January 30, 2012 permalink

Dr Suess Mulberry Street Perseverance

The manuscript was rejected by 27 publishers. Dr. Seuss was about to burn it when a classmate from Dartmouth, who was new to the children’s book business, bought it. By the time it was published, in 1937, the author was 33.

On the 75th anniversary of the publication of And to Think That I Saw It on Mulberry Street, Dr. Suess’s first children’s book. Persevere, creative types!

Quote from the NY Times article Mulberry Street May Fade, but ‘Mulberry Street’ Shines On, which investigates the real-life eponymous street in Springfield, Mass., for evidence that the city shaped Suess’s creative works.

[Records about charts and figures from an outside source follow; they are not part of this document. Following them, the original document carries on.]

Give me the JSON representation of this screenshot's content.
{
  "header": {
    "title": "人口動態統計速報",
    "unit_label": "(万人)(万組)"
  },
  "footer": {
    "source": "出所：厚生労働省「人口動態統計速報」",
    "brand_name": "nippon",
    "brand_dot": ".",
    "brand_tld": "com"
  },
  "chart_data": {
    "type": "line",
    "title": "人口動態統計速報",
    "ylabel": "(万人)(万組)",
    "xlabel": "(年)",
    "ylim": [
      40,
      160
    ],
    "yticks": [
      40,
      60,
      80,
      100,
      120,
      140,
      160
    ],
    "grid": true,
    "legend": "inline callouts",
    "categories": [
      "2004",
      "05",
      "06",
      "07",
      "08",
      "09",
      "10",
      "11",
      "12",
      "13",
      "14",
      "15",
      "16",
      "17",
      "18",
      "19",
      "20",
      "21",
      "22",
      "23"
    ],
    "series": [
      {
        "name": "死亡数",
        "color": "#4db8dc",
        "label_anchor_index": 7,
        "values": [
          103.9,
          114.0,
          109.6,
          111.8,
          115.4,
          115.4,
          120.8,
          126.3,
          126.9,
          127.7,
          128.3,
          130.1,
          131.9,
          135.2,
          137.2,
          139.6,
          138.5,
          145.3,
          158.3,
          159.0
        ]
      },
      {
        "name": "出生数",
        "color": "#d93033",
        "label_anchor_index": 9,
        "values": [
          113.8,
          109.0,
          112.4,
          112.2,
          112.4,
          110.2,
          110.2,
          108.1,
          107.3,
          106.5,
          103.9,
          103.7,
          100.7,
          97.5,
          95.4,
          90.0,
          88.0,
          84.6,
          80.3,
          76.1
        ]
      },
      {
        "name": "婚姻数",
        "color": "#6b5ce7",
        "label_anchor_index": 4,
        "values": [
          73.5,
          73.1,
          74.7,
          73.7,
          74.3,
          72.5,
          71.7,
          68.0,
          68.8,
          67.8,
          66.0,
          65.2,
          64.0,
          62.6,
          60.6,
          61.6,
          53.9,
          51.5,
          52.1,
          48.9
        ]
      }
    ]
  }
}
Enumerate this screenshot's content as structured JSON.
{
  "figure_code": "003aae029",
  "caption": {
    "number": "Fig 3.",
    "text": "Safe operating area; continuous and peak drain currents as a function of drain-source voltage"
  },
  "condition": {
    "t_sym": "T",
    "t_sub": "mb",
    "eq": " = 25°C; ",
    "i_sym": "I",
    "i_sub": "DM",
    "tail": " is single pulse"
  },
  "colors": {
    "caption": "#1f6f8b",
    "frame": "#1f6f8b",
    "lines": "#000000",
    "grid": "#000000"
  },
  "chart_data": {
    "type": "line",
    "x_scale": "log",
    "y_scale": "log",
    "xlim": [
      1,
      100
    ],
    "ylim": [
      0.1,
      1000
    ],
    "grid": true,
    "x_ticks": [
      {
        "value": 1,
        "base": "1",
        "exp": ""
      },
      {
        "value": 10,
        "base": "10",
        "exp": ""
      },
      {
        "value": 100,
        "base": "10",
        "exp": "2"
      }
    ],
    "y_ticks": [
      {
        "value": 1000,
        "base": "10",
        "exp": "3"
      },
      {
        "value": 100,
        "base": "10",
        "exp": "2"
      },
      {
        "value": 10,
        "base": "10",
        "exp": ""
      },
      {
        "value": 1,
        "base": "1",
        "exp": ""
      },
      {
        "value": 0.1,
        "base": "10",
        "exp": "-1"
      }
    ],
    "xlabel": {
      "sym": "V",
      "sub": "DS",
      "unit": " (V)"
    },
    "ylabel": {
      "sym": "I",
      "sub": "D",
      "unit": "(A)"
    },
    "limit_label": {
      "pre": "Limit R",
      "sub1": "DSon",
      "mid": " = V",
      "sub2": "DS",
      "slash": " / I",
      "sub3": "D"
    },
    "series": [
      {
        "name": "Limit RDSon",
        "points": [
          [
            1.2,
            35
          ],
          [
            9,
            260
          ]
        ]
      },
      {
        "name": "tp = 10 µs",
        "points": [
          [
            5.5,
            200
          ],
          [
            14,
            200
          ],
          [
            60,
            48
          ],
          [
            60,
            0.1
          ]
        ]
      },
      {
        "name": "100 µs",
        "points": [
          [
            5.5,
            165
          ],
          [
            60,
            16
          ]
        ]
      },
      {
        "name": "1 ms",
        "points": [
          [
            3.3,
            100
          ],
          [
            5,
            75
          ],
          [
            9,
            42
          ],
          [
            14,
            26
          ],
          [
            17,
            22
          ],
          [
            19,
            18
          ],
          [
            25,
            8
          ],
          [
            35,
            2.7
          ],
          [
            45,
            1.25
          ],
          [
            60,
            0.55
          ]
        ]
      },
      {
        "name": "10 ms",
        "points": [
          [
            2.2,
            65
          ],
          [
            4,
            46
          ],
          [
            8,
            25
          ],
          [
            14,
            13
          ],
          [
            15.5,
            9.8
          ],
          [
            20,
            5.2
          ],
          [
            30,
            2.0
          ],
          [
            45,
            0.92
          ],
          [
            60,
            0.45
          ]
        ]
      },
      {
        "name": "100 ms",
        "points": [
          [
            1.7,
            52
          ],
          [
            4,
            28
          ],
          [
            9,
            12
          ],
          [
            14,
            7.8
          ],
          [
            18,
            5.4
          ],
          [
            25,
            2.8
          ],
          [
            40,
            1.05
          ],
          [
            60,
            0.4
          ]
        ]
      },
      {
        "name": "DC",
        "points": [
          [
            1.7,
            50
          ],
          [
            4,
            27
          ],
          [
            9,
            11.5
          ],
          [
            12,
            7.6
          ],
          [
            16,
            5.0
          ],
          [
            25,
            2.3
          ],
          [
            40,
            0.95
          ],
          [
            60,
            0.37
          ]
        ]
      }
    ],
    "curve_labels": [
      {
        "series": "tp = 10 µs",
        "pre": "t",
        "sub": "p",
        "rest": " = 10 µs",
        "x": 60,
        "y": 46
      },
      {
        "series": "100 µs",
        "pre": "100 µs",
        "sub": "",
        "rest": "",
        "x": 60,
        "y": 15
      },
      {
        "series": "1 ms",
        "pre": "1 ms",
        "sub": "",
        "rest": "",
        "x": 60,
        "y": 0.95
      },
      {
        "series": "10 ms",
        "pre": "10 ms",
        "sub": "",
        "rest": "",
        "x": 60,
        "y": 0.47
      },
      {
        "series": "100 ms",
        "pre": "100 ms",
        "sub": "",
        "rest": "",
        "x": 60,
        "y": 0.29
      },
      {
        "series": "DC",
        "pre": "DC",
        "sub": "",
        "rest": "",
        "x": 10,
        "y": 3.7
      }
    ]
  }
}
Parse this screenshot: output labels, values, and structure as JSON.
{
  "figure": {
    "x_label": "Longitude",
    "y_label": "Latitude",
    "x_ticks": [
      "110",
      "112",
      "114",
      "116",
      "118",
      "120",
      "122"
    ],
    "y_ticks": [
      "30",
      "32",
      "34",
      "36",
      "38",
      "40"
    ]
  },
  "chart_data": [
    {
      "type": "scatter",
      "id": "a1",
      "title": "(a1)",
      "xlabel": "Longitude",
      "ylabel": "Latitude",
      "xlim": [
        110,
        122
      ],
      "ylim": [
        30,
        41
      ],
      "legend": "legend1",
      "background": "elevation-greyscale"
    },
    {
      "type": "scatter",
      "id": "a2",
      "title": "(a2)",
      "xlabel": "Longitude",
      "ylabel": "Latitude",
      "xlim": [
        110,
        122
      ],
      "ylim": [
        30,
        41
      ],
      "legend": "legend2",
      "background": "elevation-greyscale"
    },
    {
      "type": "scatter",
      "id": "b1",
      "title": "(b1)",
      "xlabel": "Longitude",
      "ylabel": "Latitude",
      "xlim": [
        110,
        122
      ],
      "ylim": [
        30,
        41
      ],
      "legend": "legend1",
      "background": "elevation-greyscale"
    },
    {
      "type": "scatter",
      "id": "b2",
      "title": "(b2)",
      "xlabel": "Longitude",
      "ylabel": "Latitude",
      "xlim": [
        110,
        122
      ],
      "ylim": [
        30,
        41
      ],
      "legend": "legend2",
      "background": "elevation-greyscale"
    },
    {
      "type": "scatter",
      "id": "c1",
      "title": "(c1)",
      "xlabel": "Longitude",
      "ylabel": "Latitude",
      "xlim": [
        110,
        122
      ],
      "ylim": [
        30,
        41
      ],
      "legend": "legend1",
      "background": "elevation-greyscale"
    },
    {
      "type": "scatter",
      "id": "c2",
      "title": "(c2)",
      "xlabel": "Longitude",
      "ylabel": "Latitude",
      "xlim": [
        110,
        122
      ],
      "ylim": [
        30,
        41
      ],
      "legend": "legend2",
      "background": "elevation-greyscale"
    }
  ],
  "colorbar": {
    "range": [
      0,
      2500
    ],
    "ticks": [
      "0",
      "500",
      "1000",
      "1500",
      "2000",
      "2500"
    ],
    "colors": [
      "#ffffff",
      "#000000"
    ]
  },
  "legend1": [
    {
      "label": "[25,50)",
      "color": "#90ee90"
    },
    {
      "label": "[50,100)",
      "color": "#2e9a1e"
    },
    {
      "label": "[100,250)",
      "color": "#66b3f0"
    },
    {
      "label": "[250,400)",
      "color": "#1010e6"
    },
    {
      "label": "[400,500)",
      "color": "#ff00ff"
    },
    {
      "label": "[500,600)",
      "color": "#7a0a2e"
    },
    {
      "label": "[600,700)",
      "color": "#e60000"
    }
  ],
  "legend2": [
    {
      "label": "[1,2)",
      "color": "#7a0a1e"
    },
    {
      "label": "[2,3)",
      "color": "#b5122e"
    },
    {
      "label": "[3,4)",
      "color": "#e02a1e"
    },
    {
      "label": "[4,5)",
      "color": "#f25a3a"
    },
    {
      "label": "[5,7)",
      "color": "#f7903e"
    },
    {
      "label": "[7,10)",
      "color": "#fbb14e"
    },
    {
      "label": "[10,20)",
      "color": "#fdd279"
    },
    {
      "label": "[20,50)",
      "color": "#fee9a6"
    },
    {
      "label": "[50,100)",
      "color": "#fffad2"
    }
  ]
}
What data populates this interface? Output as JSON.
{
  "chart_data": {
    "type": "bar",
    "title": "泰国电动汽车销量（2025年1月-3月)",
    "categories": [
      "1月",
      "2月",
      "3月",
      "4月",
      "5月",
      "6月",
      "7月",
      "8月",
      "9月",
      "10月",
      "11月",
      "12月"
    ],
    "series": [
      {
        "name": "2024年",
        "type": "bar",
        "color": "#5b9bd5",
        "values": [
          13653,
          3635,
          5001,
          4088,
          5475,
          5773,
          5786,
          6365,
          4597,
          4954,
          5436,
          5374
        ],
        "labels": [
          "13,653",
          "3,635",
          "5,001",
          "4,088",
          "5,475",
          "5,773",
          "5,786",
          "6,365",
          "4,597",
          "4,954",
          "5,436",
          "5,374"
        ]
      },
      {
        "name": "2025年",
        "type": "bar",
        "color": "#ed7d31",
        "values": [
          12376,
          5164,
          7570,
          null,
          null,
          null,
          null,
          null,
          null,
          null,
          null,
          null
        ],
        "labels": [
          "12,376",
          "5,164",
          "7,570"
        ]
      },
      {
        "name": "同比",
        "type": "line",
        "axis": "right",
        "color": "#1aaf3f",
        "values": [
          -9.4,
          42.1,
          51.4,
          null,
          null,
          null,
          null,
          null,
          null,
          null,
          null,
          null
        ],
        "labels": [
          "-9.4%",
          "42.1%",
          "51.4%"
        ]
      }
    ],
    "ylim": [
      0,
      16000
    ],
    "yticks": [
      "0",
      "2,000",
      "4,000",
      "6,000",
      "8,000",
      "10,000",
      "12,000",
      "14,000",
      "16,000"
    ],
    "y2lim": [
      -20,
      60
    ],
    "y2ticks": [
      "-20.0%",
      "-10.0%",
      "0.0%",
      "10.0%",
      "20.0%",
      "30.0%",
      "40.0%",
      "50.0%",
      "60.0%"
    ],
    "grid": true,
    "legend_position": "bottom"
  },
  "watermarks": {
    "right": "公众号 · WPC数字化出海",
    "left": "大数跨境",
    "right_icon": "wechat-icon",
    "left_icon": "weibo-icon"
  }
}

October 20, 2010 permalink

Physicist’s Goodnight Moon

What happens when a physicist considers the passage of time in Goodnight Moon? Chad Orzel, physics professor and blogger, attempts to measure it using the illustrated passing of the moon versus the wall clocks:

These two methods clearly do not agree with one another, which means one of two things: either I’m terribly over-analyzing the content of the illustrations of a beloved children’s book, or the bunny’s bedroom is moving at extremely high velocity relative to the earth, so that relativistic time dilation makes the six-minute rise of the moon appear to take an hour and ten minutes. Calculating the necessary velocity is left as an exercise for the interested reader.